Justice Sonia Sotomayor asked Owen how the case differed from the 2009 case D.A.’s Office for Third Judicial District v. Osborne, in which the court rejected the defendant’s claim that he had a substantive due process right to access DNA evidence under §1983. In that case, the defendant also declined to seek DNA testing at trial.

“You had an opportunity to ask for it and gave it up, and you lost,” Sotomayor said. “So how are we getting to that here? How are you going to get past Osborne here?”

“The Texas statute was enacted to grant, essentially, protection to a class of inmates who were wrongfully convicted and can prove that with DNA evidence,” Owen said. “And [the Texas court] then interprets that statute in a way that needlessly chops a bunch of those inmates out.”

Chief Justice John G. Roberts, Jr. asked if Owen was undercutting his argument that this is not a claim normally reserved for habeas petitions.

“You say in [your complaint] that you [were prevented] from gaining access to exculpatory evidence that could demonstrate he is not guilty of capital murder, which is usually what habeas corpus is for: To show you are not guilty of what you are in prison for,” Roberts said.

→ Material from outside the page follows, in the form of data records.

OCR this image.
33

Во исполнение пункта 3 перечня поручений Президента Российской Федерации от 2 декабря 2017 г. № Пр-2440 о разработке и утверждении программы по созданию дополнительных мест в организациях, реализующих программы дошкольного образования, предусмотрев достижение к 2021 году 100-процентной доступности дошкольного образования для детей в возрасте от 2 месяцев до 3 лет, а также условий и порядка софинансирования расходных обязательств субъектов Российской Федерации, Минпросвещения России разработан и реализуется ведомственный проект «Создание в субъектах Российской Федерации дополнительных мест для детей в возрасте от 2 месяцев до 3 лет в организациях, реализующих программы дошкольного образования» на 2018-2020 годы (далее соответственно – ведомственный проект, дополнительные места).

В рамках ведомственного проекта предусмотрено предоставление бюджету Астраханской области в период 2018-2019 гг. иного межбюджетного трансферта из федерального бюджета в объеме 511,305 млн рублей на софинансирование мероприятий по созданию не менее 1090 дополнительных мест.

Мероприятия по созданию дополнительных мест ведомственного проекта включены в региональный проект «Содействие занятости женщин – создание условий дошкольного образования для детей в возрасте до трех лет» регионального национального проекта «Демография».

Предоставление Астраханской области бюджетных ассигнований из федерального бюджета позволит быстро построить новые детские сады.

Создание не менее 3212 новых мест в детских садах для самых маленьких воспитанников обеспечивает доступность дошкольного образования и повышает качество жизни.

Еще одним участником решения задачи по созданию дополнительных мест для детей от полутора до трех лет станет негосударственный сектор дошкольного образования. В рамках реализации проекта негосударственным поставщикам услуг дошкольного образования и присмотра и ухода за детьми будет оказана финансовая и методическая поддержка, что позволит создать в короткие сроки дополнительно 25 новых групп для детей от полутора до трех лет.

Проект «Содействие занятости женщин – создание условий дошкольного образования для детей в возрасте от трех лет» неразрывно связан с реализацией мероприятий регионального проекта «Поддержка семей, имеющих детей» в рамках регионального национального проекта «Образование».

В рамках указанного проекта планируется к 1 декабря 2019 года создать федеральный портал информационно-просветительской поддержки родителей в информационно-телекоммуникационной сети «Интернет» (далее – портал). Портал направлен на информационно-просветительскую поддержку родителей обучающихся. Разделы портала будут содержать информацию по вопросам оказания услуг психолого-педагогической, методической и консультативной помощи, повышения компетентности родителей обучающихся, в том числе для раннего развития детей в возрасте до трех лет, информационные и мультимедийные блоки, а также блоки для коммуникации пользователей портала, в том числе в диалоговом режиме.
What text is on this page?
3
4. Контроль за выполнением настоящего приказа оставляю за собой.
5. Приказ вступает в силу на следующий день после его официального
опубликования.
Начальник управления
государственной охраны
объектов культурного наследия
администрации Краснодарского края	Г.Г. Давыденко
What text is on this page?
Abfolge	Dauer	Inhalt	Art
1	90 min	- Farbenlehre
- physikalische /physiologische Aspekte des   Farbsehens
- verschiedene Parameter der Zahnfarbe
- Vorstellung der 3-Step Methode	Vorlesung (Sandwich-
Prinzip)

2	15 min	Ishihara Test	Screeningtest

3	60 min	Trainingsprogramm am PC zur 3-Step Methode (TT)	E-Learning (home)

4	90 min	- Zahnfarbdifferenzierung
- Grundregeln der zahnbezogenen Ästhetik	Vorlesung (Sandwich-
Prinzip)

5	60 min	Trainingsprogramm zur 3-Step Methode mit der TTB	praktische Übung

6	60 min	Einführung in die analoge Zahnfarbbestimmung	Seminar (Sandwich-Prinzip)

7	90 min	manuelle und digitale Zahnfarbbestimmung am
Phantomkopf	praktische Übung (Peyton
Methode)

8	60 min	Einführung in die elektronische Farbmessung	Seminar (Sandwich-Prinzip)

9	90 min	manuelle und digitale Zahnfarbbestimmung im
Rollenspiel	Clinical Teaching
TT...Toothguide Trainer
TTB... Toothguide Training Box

“If we knew today that this evidence in fact was exculpatory, if they had already done the testing and they mailed us a report that says [it has] excluded your guy, then we wouldn’t file a §1983 action,” Owen said.

Habeas claim?

Gregory S. Coleman, a partner in the Austin office of Yetter Coleman arguing on the prosecutor’s behalf, noted that Brady claims must be asserted via habeas petitions.

“When you file a Brady claim, you don’t know exactly what it is and whether it will definitely be exculpatory or not,” Coleman said.

Justice Antonin Scalia expressed doubt that the existence of habeas should be a bar to all other claims.

“I’m not sure, however, that we ought to say what you propose: That the test is whether it could be brought in habeas,” Scalia said. “You can bring anything in habeas. [But] you couldn’t win in habeas with this claim because you couldn’t show that it would have affected the outcome. Isn’t that so?”

“The question is not whether you win, but whether you could,” Coleman said, noting that, “Congress has demanded that all of the safeguards and protections for habeas be in place.”

When Justice Ruth Bader Ginsburg asked whether ruling in the prosecutor’s favor would broaden habeas, Coleman said no.

“This is not an expansion of habeas,” Coleman said. “It’s simply a recognition that he has a claim that he can bring in habeas. It probably is a loser, and we think it would be a loser. But the question is, can he bring it and if he can, it should be subject to” habeas.

Too incapacitated to kill?

Skinner was convicted and sentenced to death for the murder of his live-in girlfriend Twila Busby and her two developmentally disabled sons.

Busby and her sons were found in her Pampa, Texas, home bludgeoned, choked and stabbed with an axe in 1993. Police did not find Skinner at the scene but followed a blood trail several blocks away to a trailer, where he was found in blood-stained jeans and socks. DNA testing showed that the blood on his clothing was a mixture of his own, Busby’s and her sons’.

At trial, Skinner argued that he was too incapacitated by alcohol and codeine to commit the murders. He blamed Busby’s uncle, whose alleged sexual advances Busby had recently rebuffed.

Prosecutors conducted DNA testing on some, but not all, evidence collected at the crime scene. Skinner’s lawyer made a strategic decision not to seek DNA testing on the remaining evidence, instead arguing that sloppy investigative work by the police created reasonable doubt. The jury convicted Skinner of capital murder and sentenced him to death.

Skinner sought post-conviction relief under a Texas law that allows those convicted of crimes in some circumstances to test DNA evidence that may be exculpatory. But a state court denied his motion because he did not seek to test the evidence at trial.

Skinner then filed a §1983 action in federal court claiming the prosecutor violated his constitutional rights by refusing to give him access to the DNA evidence.

A decision is expected by the high court later this term.

The case is Skinner v. Switzer, 09-9000.